Power from the single four-cylinder mill is a decent 110kW and 197Nm and on a short driving session, the ASX (although not really living up to the sportiness implied by its name) proved a keen performer. Shifts through the manual 'box were reassuringly notchy while, presumably, the extra insulation on the CVT model kept most of the characteristic transmission whine at bay.
The ride through the front MacPherson strut and rear multi-link suspension arrangement was rather comfortable although it was clear the ASX was not designed for the pothole-strewn roads of the sections of the North West province where the model introduction took place. Although those present experienced the car mainly on country roads, the ASX’s light steering and easy going nature will likely see it becoming a stand-out city star. A commanding ride position (the ASX’s ground clearance is a useful 195mm) should also appeal to those who prefer to be in control.
NEAT AND TIDY
Inside the cabin, the black hard plastics feel hardy and should stand up to use quite well. The large dials and buttons on the centre stack and the driver’s no-fuss information display in the instrument cluster should prove quite easy to use, too.

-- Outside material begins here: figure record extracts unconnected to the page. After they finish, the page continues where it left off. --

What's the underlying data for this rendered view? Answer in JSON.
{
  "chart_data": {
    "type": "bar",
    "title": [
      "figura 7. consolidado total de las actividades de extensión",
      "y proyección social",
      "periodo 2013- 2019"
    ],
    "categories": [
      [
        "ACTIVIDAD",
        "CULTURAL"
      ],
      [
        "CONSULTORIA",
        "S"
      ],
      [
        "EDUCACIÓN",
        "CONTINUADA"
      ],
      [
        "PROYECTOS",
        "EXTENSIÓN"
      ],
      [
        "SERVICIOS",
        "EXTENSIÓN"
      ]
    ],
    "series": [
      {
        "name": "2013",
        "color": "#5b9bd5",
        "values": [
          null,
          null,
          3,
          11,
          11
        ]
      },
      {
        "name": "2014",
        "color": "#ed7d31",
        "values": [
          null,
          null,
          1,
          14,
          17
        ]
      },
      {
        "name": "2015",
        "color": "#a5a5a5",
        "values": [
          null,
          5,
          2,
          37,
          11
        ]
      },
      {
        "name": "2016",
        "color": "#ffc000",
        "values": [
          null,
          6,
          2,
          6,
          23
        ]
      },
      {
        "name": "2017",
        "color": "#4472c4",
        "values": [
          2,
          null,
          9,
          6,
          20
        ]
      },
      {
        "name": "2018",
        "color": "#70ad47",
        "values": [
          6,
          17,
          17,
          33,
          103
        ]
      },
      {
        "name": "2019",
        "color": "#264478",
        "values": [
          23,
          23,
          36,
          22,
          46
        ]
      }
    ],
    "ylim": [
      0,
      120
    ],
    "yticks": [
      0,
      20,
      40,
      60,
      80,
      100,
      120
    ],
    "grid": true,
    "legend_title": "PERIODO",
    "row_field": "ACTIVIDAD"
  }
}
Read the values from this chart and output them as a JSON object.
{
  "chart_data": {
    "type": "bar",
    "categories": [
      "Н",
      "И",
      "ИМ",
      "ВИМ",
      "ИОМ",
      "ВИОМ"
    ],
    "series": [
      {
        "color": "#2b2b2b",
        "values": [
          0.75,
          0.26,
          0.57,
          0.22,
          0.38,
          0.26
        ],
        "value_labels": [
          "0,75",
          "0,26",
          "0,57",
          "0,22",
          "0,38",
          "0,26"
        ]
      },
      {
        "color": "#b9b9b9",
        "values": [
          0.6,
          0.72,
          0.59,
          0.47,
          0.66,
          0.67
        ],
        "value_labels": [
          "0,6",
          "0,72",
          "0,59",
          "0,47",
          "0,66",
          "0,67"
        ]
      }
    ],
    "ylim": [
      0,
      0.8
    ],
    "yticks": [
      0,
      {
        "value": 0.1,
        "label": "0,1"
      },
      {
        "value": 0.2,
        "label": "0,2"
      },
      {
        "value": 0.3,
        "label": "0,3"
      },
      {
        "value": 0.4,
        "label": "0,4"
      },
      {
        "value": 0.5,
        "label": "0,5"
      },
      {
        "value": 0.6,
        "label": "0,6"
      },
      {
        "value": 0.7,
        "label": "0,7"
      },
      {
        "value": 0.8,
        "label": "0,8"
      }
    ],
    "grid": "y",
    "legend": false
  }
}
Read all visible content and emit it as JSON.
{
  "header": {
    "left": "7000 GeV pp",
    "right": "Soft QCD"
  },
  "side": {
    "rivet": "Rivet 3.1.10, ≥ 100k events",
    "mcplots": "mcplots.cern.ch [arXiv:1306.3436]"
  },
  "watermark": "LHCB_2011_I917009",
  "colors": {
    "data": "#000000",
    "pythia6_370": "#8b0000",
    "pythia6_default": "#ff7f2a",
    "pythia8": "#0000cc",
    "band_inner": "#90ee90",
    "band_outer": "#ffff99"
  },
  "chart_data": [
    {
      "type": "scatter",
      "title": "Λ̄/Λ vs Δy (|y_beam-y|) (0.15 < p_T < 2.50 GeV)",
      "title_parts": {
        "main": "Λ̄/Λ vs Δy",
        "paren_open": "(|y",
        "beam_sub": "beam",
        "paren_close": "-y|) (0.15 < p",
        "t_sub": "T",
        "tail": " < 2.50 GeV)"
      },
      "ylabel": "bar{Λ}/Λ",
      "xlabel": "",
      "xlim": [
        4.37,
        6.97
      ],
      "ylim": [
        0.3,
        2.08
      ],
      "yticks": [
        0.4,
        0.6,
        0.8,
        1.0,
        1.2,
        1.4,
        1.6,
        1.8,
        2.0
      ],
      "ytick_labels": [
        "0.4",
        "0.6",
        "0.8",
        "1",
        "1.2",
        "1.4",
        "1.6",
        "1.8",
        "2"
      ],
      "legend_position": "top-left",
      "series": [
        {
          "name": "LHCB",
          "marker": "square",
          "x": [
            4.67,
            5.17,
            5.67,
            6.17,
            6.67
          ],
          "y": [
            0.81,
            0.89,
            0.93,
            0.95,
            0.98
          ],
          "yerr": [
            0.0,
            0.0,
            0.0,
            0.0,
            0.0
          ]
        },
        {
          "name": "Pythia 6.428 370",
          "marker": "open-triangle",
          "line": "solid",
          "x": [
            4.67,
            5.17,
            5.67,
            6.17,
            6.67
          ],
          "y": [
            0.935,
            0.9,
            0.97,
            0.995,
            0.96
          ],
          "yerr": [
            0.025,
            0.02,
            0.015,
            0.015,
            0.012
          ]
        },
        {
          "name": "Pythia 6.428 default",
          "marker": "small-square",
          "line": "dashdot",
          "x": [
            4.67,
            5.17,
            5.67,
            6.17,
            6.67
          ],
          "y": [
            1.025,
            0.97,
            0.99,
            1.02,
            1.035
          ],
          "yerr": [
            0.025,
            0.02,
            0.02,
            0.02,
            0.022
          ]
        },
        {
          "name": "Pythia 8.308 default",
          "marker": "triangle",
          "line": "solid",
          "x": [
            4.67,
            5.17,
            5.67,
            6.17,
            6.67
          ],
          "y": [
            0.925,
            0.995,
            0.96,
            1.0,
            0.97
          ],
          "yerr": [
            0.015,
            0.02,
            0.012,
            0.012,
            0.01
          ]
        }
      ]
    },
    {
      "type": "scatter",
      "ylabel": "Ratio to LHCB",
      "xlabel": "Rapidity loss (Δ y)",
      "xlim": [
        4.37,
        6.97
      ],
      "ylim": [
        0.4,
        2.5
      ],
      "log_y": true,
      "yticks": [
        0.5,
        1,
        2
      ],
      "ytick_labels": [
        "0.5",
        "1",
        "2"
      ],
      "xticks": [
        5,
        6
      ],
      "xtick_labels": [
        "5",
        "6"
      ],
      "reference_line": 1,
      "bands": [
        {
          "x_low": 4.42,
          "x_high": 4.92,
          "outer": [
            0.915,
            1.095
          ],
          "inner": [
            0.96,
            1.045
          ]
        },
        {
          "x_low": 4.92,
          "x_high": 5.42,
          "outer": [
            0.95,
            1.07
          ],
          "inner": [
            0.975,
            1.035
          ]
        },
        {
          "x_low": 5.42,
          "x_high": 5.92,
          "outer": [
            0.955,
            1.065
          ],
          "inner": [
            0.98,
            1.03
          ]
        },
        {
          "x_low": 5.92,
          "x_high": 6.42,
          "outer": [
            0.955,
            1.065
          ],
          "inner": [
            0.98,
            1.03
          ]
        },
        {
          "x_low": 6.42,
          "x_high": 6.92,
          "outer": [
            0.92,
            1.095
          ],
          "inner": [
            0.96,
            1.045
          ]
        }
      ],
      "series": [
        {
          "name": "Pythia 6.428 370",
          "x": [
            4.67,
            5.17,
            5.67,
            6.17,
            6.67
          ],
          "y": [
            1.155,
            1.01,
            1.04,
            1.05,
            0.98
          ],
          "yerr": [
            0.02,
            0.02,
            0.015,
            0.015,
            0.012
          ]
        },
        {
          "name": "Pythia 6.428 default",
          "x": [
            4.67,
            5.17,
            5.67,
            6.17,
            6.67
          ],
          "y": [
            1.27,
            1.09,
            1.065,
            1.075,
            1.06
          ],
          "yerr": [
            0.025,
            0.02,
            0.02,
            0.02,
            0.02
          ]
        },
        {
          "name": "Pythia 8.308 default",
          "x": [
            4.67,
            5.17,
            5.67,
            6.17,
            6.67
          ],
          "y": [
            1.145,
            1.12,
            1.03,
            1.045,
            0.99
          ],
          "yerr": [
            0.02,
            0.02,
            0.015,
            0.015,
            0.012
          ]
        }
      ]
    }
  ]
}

If space is more your thing, the load area, with the rear bench tumbled forward, will swallow more than 1100 litres of goods while the absence of a load sill should make light work of loading large and bulky items.
If you prefer your car to provide the bulk, the ASX is filled with a range of modern convenience items. Equipment on the base 2.0 includes park distance control, a rear spoiler with integrated brake light, front and rear foglamps, 16-inch alloy wheels, a steering wheel adjustable for height and rake, seven airbags, and electric adjustment for the driver’s chair. ABS and EBD are standard, while the CVT model adds traction and stability control, and a hill start assist programme.
Services are required at 15 000-km intervals and the ASX is sold with a five-year or 90 000 service plan. A three-year or 100 000km warranty is standard.